Re: [PATCH v5 RESEND] arch/powerpc/kvm: Add support for reading VPA counters for pseries guests

From: Naveen N Rao
Date: Thu Apr 25 2024 - 07:27:35 EST


On Wed, Apr 24, 2024 at 11:08:38AM +0530, Gautam Menghani wrote:
> On Mon, Apr 22, 2024 at 09:15:02PM +0530, Naveen N Rao wrote:
> > On Tue, Apr 02, 2024 at 12:36:54PM +0530, Gautam Menghani wrote:
> > > static int kvmhv_vcpu_entry_nestedv2(struct kvm_vcpu *vcpu, u64
> > > time_limit,
> > > unsigned long lpcr, u64 *tb)
> > > {
> > > @@ -4130,6 +4161,11 @@ static int kvmhv_vcpu_entry_nestedv2(struct kvm_vcpu *vcpu, u64 time_limit,
> > > kvmppc_gse_put_u64(io->vcpu_run_input, KVMPPC_GSID_LPCR, lpcr);
> > >
> > > accumulate_time(vcpu, &vcpu->arch.in_guest);
> > > +
> > > + /* Enable the guest host context switch time tracking */
> > > + if (unlikely(trace_kvmppc_vcpu_exit_cs_time_enabled()))
> > > + kvmhv_set_l2_accumul(1);
> > > +
> > > rc = plpar_guest_run_vcpu(0, vcpu->kvm->arch.lpid, vcpu->vcpu_id,
> > > &trap, &i);
> > >
> > > @@ -4156,6 +4192,10 @@ static int kvmhv_vcpu_entry_nestedv2(struct kvm_vcpu *vcpu, u64 time_limit,
> > >
> > > timer_rearm_host_dec(*tb);
> > >
> > > + /* Record context switch and guest_run_time data */
> > > + if (kvmhv_get_l2_accumul())
> > > + do_trace_nested_cs_time(vcpu);
> > > +
> > > return trap;
> > > }
> >
> > I'm assuming the counters in VPA are cumulative, since you are zero'ing
> > them out on exit. If so, I think a better way to implement this is to
> > use TRACE_EVENT_FN() and provide tracepoint registration and
> > unregistration functions. You can then enable the counters once during
> > registration and avoid repeated writes to the VPA area. With that, you
> > also won't need to do anything before vcpu entry. If you maintain
> > previous values, you can calculate the delta and emit the trace on vcpu
> > exit. The values in VPA area can then serve as the cumulative values.
> >
>
> This approach will have a problem. The context switch times are reported
> in the L1 LPAR's CPU's VPA area. Consider the following scenario:
>
> 1. L1 has 2 cpus, and L2 has 1 cpu
> 2. L2 runs on L1's cpu0 for a few seconds, and the counter values go to
> 1 million
> 3. We are maintaining a copy of values of VPA in separate variables, so
> those variables also have 1 million.
> 4. Now if L2's vcpu is migrated to another L1 cpu, that L1 cpu's VPA
> counters will start from 0, so if we try to get delta value, we will end
> up doing 0 - 1 million, which would be wrong.

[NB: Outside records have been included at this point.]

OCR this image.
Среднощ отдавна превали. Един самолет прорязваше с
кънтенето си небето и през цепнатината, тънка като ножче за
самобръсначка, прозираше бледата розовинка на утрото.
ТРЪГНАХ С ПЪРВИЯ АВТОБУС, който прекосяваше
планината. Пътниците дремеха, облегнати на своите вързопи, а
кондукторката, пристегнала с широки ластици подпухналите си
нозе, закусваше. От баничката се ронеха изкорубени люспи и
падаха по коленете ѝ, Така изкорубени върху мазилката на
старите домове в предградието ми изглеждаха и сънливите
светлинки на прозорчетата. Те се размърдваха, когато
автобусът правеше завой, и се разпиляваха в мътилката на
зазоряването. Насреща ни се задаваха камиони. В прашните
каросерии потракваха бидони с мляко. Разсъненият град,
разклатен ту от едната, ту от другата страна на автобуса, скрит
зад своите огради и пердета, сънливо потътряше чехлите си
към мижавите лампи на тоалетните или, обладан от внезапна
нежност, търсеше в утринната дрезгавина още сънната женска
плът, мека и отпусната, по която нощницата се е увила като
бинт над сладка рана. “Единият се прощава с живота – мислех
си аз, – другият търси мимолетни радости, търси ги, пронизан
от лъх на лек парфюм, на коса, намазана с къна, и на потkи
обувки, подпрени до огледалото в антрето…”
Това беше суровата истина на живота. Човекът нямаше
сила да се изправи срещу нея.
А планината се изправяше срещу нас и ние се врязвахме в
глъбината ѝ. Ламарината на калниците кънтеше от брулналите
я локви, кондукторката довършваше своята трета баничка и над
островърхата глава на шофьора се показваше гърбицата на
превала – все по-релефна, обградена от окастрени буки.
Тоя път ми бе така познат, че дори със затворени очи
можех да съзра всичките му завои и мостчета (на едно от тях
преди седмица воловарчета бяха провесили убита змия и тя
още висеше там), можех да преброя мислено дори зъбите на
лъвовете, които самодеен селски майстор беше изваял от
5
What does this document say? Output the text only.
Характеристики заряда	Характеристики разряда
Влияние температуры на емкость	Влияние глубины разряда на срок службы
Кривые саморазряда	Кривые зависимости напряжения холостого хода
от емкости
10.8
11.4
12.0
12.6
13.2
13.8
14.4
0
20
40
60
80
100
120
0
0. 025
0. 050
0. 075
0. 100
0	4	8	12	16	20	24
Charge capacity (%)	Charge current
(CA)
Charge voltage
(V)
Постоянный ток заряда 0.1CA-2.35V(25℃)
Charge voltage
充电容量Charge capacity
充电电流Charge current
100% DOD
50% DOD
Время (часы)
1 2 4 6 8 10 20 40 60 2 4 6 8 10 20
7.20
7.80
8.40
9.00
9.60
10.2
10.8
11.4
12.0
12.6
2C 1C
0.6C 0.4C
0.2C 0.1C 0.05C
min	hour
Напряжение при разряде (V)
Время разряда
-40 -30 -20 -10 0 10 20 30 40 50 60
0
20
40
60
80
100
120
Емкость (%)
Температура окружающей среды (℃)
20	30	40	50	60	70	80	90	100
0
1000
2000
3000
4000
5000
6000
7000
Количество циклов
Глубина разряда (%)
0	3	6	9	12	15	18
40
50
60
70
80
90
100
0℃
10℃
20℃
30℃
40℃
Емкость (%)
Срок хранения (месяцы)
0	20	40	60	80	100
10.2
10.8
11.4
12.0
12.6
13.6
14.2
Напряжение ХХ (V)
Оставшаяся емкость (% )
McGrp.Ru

I'm assuming you mean migrating the task. If we maintain the previous
readings in paca, it should work I think.

>
> The aggregation logic in this patch works as we zero out the VPA after
> every switch, and maintain aggregation in a vcpu->arch

Are the cumulative values of the VPA counters of no significance? We
lose those with this approach. Not sure if we care.


- Naveen